COVID-19 relief payments aren’t taxable, since they are essentially tax credits that the IRS awarded early. But there are other tax credits that can help lower your tax liability, the College Investor says. For example, you can claim up to $2,000 for adult educational expenses under the Lifelong Learning Credit, or use the American Opportunity Tax Credit to reduce liability as an undergraduate. And if you are a working parent of modest means, you may qualify for an Earned Income Tax credit of up to $6,660. #LastMinuteTaxTips
If you choose to itemize deductions on your federal income taxes, remember that all of the extra stuff you donate to ClothingDonations.org has a deductible value. Itemize your contributions, then calculate and deduct their fair market value from your returns using a long-form 1040 and Schedule A. Cash gifts and mileage driven on behalf of a charity are also deductible, but always remember to record your contributions and get receipts for them. #LastMinuteTaxTips
Most people take the standard deduction on their tax returns ($12,400 for single taxpayers or $24,800 for married taxpayers filing jointly), but if you have qualifying expenses that exceed those figures, you can itemize and pay less money in taxes.

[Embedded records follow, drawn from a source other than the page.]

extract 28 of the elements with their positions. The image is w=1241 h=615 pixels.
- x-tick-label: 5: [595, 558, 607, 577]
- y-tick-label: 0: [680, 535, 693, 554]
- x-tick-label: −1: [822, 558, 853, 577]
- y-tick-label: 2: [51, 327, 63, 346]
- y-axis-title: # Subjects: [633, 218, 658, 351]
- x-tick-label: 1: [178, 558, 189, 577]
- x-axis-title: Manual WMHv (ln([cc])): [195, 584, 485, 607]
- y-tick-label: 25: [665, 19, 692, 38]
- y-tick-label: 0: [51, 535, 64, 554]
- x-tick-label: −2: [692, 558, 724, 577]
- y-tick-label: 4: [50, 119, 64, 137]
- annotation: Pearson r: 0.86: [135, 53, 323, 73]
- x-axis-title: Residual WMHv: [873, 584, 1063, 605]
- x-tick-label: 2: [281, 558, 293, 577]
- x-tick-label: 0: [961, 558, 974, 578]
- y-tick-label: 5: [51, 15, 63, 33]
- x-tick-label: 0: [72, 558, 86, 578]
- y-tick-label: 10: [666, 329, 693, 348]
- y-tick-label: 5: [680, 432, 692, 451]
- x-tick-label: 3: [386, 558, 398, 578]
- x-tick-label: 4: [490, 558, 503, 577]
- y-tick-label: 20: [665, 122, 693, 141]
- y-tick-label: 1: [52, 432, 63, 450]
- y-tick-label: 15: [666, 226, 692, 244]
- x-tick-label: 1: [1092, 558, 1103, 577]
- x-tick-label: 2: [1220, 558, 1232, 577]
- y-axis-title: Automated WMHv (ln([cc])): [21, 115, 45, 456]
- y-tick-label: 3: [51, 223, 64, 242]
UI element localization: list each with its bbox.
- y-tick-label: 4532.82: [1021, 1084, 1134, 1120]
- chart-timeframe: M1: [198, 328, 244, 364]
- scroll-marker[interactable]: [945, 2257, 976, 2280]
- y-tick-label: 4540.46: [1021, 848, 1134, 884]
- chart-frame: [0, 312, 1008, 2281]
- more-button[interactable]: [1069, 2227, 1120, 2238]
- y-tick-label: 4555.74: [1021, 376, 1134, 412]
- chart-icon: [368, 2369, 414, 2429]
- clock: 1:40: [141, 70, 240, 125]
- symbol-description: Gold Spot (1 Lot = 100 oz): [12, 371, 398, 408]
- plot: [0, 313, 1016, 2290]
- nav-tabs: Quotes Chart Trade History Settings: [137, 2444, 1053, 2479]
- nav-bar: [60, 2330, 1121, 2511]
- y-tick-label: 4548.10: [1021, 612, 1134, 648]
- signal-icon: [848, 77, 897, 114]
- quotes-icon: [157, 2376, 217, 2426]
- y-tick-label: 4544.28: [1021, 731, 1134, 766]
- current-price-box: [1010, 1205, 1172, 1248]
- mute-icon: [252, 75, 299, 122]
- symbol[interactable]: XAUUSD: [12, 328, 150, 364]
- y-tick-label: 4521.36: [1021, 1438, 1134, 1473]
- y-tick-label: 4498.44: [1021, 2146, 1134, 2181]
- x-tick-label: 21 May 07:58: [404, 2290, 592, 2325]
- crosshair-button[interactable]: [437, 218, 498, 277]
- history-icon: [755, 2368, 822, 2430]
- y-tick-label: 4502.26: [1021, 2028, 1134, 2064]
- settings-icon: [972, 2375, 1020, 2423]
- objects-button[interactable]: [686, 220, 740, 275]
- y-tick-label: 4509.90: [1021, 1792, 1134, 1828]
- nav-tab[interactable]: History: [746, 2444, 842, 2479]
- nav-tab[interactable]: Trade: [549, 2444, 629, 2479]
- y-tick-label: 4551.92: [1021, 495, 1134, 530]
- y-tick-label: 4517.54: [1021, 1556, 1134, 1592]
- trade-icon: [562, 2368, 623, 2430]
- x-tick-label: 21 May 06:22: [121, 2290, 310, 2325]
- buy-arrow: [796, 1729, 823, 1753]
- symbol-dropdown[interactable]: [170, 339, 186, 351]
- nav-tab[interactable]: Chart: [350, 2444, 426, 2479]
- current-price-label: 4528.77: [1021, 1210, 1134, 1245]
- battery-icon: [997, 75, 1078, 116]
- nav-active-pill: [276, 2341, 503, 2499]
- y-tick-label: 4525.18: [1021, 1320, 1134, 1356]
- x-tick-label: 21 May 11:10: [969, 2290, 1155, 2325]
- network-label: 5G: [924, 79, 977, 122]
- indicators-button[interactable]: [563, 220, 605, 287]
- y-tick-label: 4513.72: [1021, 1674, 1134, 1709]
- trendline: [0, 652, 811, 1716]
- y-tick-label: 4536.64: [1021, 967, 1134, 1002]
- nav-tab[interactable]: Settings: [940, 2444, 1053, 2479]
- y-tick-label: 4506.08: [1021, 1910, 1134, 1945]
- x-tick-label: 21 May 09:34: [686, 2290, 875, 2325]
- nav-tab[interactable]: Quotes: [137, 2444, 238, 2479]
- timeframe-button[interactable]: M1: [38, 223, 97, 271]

If your tax situation places you at the border of standard and itemized, TurboTax suggests you create fiscally “lean” and “fat” years by bundling deductible expenses into a single tax year and itemizing, and not making so many deductible investments the next. #LastMinuteTaxTips
Year in and year out, making a contribution to an individual retirement account (IRA) offers a substantial tax deduction that you can take up until the filing deadline. If you are under 50, you can contribute up to $6,000 to a traditional IRA for 2020, or up to $7,000 if you are 50 or older. The resulting deduction for a taxpayer in the 25% federal tax bracket can be as much as 30% of his or her total contribution, according to the Mass Mutual blog, and it’s deliverable immediately as tax savings. #LastMinuteTaxTips
The Organizing Blog urges you to do a little bit of #decluttering every day, except when it comes to financial documents. The IRS asks that you keep tax returns and supporting documentation for three years after you file, meaning you should still have all of your 2015 paperwork on file today. If there was a year in which you weren’t required to file, document the circumstances and keep the proof indefinitely. Other “forever” paperwork includes loan documents and payoff confirmations; divorce, child support and alimony papers; and birth certificates, Social Security cards and military discharge papers.